Former Ave Maria University President Nick Healy is somber as he cites example after example of how Ireland is slipping farther and farther away from its Catholic heritage.
"Ireland once supplied priests, missionaries and educators all over the world," he said, "Now, there are only 21 seminarians in the entire country – not even one for each diocese. There has been poor catechesis for two generations, and the country was unprepared for the secularization pressure brought on by membership in the European Union. Then the sex abuse crisis caused a further loss of faith in the Church in Ireland."
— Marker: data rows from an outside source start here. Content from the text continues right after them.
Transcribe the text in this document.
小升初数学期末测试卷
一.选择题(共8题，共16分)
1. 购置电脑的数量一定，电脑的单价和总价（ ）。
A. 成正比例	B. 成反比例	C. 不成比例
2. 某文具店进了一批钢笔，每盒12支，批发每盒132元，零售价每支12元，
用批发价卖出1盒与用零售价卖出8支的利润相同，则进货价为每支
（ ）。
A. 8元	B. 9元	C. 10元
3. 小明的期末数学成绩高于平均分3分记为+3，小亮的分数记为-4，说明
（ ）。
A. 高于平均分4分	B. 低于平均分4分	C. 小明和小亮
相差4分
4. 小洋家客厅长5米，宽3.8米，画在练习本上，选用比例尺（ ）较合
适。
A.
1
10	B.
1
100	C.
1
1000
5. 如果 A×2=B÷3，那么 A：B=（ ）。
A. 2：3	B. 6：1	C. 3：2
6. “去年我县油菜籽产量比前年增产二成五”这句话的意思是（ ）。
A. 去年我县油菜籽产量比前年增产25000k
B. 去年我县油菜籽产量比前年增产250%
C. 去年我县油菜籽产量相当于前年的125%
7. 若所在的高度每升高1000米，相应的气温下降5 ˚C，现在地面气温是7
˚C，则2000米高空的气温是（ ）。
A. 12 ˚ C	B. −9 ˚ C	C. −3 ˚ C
He sees one way to partially counteract that trend would be the establishment of a private, faithful Catholic college in Ireland, and he's signed on to help in an Irish group's effort to do that.
Mr. Healy said in an interview that he was approached over a year ago by "a group of priests, educators and lay people in Ireland" who were impressed by the type of American Catholic colleges that, like AMU and 21 other schools, are recommended by the Cardinal Newman Society in its Newman Guide to Choosing a Catholic College as offering a faithful, Catholic education.
"They saw the intellectual and moral foundation of these schools, and there was nothing like that in Ireland," he said.
"The deeper I got into it, the more convinced I was of the need."
Mr. Healy spent decades involved in Catholic higher education in the United States after leaving a successful career as a maritime lawyer, beginning at Franciscan University in Steubenville and then working with Tom Monaghan during the first phase of the founding and development of Ave Maria University.
Mr. Healy will be spending his time on the school's initial challenge of raising enough money to purchase a facility and begin recruiting staff and faculty. A site with appropriate buildings has been identified in the Cork area, he said, but he said that the group now needs to raise at least $8 million by the end of September, of which it currently has about $1 million committed, most of it from an anonymous donor in the United States.
The U.S. will be the focus of the fund-raising campaign, Mr. Healy said.
There are about 40 million people in the U.S. who have Irish heritage, he said, and he'll be targeting those who are "grateful for the faith handed down by their Irish ancestors and grateful for what Ireland has done for the world."
If established, the school would be different from most higher education institutions in Ireland, and not just because of its religious affiliation, Mr. Healy said.
"The type of liberal arts education with a core curriculum, such as what is used at Ave Maria University, is virtually unknown in Ireland," he said. "And Ireland needs a Catholic intellectual center," which Mr. Healy said was part of Tom Monaghan's vision for what Ave Maria University could become. Mr. Healy said he's spoken to Mr. Monaghan about the Irish project, but the AMU founder has no involvement in it.
The school likely would be named Newman College, for Blessed John Henry Newman, who started the Catholic University of Ireland in the mid 19th century, an effort that Mr. Healy said lasted just eight years when it failed to win support of either the Irish bishops or the British Crown.
A lot is at stake for Ireland, he said.
"Irish culture has been so Catholic. If the country loses the Catholic faith, eventually it will lose the culture."